The final stage is to bring all the components together and assemble the viral particles. This also takes place in the cell cytoplasm and, in a process reminiscent of lowering the engine into a new car, involves uniting the newly-made virus RNA genomes with the viral protein coat molecules. In this way, hundreds of virus particles are produced and released from an infected cell. Some of the released virus will infect neighbouring cells, intensifying the infection, while others are released to the outside world to infect new hosts and spread the disease.
Before the emergence of SARS, MERS and more recently Covid-19, human coronavirus infections were considered relatively benign respiratory tract infections. Four distinct natural human coronaviruses circulate regularly and are responsible causing self-limiting “common cold” symptoms in a few percent of the population each winter.
The more severe disease associated with SARS, MERS and the Covid-19 SARS-CoV-2 coronavirus is a consequence of the recent zoonotic spread of these agents from their natural animal hosts - bats (with adaptation in the civet cat in the case of SARS; camels in the case of MERS, and pangolins in the case of SARS-CoV-2) into humans.
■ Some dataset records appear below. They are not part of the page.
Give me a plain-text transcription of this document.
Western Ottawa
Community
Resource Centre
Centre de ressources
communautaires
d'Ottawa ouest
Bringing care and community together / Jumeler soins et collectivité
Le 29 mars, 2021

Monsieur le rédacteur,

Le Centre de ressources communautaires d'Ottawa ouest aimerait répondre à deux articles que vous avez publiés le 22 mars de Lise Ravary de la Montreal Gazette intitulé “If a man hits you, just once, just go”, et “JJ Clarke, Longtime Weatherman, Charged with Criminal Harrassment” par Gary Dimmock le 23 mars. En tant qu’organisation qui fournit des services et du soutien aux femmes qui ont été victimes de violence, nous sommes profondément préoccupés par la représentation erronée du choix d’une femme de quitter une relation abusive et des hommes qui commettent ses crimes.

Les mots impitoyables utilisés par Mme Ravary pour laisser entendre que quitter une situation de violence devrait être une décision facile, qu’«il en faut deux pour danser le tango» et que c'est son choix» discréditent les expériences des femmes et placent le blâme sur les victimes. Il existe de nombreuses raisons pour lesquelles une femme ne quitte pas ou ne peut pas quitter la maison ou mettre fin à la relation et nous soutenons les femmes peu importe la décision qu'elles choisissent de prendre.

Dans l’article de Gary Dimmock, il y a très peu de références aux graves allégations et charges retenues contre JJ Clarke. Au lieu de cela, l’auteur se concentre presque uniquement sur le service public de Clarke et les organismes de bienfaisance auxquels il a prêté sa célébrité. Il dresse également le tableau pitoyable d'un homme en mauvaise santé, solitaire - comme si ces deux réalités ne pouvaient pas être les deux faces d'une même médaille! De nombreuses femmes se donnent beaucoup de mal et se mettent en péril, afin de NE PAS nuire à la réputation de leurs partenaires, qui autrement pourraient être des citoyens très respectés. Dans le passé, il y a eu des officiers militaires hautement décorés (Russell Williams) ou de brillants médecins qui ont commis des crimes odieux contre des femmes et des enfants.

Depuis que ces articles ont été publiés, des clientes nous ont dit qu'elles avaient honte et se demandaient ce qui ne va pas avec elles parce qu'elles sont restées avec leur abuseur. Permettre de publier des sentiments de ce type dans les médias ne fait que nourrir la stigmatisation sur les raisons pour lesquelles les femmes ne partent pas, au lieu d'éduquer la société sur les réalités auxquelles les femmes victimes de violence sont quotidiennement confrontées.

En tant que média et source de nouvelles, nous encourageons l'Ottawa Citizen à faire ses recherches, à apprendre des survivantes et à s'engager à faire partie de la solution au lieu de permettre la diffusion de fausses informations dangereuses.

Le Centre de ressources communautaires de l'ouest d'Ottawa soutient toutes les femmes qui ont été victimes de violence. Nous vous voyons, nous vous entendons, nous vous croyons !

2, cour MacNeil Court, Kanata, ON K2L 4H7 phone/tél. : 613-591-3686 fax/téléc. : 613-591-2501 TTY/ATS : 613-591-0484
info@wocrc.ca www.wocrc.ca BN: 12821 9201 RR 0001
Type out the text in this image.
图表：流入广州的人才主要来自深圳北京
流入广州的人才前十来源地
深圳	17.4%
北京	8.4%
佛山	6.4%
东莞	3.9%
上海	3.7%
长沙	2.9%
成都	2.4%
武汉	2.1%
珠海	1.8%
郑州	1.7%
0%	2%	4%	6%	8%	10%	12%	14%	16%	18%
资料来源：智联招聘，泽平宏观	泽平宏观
The high transmissibility of the latter, which is the likely consequence of asymptomatic shedding by infected individuals, has ensured its rapid global spread and designation as a pandemic by the World Health Organisation (WHO).
Although most individuals infected with SARS-CoV-2 exhibit relatively mild disease, between 10-15% develop severe respiratory distress requiring hospitalisation. At present, owing to testing constraints and limited information on the proportion of people infected, it is difficult to determine accurately the mortality rate of the infection. Nevertheless, it is likely that the average mortality rate is <1%, with the greatest mortality observed in the over-70s.
As of 10th April, the WHO have reported 1.5 million Covid-19 cases, with 92,798 deaths globally since the start of the pandemic. Currently, with no vaccine and only limited therapeutic options, most countries have implemented social distancing measures and quarantine procedures to limit spread. Measures including mass testing and contact tracing have also proved to be remarkably successful in both China and South Korea. But these interventions have come at huge economic cost, and in the longer-term strict lockdowns are unsustainable. Instead global efforts are being directed towards the development of effective vaccines and new antiviral medicines, although this will take time and even 1-2 year time scales are likely to be optimistic for full global deployment of an effective vaccine.
A major question that needs to be resolved urgently is what proportion of the general population have already been infected and recovered from SARS-CoV-2. This will rely on the development of accurate tests for the antibodies produced when the body successfully fights off the infection. These tests will need to be rolled out on a mass scale, but the information will be critical to understanding and predicting the likely trajectory of this pandemic and the design of the most appropriate control measures going forward.